Marcelo Coimbra informou que não há registro formalizado de
atribuição da autoria do santo, havendo, no entanto, um estudo cuidadoso
dos estilemas “levando-nos à possibilidade de sua autoria ser atribuída
ao mestre Aleijadinho”.
Assinatura do Gênio – Para facilitar a vida de quem
verá este ano as exposições e outros eventos dedicados a Aleijadinho,
estudiosos do barroco mineiro apontam os principais traços comuns, os
chamados estilemas presentes nas suas peças.
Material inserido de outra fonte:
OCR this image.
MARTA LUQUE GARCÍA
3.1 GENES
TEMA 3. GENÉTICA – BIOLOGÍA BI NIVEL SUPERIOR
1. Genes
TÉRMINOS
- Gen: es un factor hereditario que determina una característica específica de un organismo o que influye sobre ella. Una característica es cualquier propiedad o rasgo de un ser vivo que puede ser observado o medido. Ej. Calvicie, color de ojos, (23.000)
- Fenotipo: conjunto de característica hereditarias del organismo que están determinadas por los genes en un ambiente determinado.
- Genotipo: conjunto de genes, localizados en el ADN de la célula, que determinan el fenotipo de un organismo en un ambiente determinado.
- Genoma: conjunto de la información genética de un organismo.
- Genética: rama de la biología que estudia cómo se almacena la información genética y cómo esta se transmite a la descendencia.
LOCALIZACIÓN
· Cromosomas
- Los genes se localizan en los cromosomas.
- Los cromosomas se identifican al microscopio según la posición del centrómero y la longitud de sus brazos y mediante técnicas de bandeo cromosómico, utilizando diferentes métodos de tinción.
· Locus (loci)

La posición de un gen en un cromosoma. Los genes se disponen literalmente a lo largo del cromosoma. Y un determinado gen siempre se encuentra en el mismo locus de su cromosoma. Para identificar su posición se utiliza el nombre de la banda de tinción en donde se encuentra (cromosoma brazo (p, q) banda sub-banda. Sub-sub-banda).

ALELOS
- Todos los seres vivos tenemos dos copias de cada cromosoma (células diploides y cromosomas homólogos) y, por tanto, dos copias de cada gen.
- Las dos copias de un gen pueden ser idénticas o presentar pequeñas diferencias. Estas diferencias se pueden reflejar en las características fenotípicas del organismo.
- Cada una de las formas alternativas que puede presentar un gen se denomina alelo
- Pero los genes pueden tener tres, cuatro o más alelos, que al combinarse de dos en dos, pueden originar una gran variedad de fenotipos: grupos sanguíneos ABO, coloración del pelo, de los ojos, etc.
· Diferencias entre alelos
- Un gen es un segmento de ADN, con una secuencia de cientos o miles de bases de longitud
Para os leigos é mais
difícil identificar as descaracterizações, mas conhecedores percebem
logo as adulterações, inclusive se a finalidade foi mal-intencionanda.
De todo jeito, vale a orientação preciosa da professora de história da
arte da Universidade Federal de Minas Gerais (UFMG), Adalgisa Arantes
Campos, especialista em barroco: “A obra de Aleijadinho é
expressionista, deforma conscientemente para causar emoção”. Uma bela
referência é a imagem de São Simão Stock, da Igreja de Nossa Senhora do
Carmo, em Sabará, na Região Metropolitana de Belo Horizonte.
Três perguntas para Marcelo Coimbra, consultor de exposição sobre aleijadinho e um dos autores do catálogo com obras do mestre:
1 - Um artista plástico de Mariana informa que há
duas imagens (São Joaquim e Nossa Senhora da Expectação) no Catálogo
Geral da Obra, de sua autoria, Márcio Jardim e Herbert Sardinha Pinto.
Ele diz que as duas foram esculpidas por ele em 1980 e não por
Aleijadinho. O que o senhor tem a dizer sobre isso?
Não há identificação, quer seja do autor da informação, quer seja das
obras, com detalhes merecedores de uma análise mais minuciosa.
Considero na realidade essa afirmação meramente gratuita.
2 - É verdade que o senhor quer instalar um Museu do Aleijadinho em Itu (SP)? De onde são essas peças? E por que em Itu?
São questões que, no momento, não estão em cogitação, porque estamos
focados na exposição itinerante Berço do barroco brasileiro e seu apogeu
com o Aleijadinho com patrocínio da Caixa e do governo federal.
3 - Na exposição em cartaz em Brasília, todas as
obras são genuinamente de Aleijadinho? Quem fez as atribuições e com
base em quais critérios?
Genuinamente, só se poderia afirmar sem nenhuma margem de erro se o
próprio autor confirmasse sua autoria com minúcias. Quanto às
atribuições e critérios, os mesmos já estão detalhadamente registrados
no catálogo oficial da exposição que está sendo realizada na Caixa
Cultural, em Brasília
(www.exposicaoaleijadinho. com.br).
Por Gustavo Werneck
Fonte: em.com.br
Como trabalhei no IPHAN - Instituto do Patrimônio Histórico e Nacional, em Ouro Preto e Mariana, de novembro de 1966 a fev. de 1972, estou atento, e acompanhando,a notícia estarrecedora da falsificação de obras do Mestre Antônio Francisco Lisboa, no ano em que se comemora o bicentenário de seu arrebatamento. Parabéns Layon e Ângelo Oswaldo, pelo bom combate. Obrigado, Rodolfo Khristianos pela divulgação no seu blog. Estou repassando.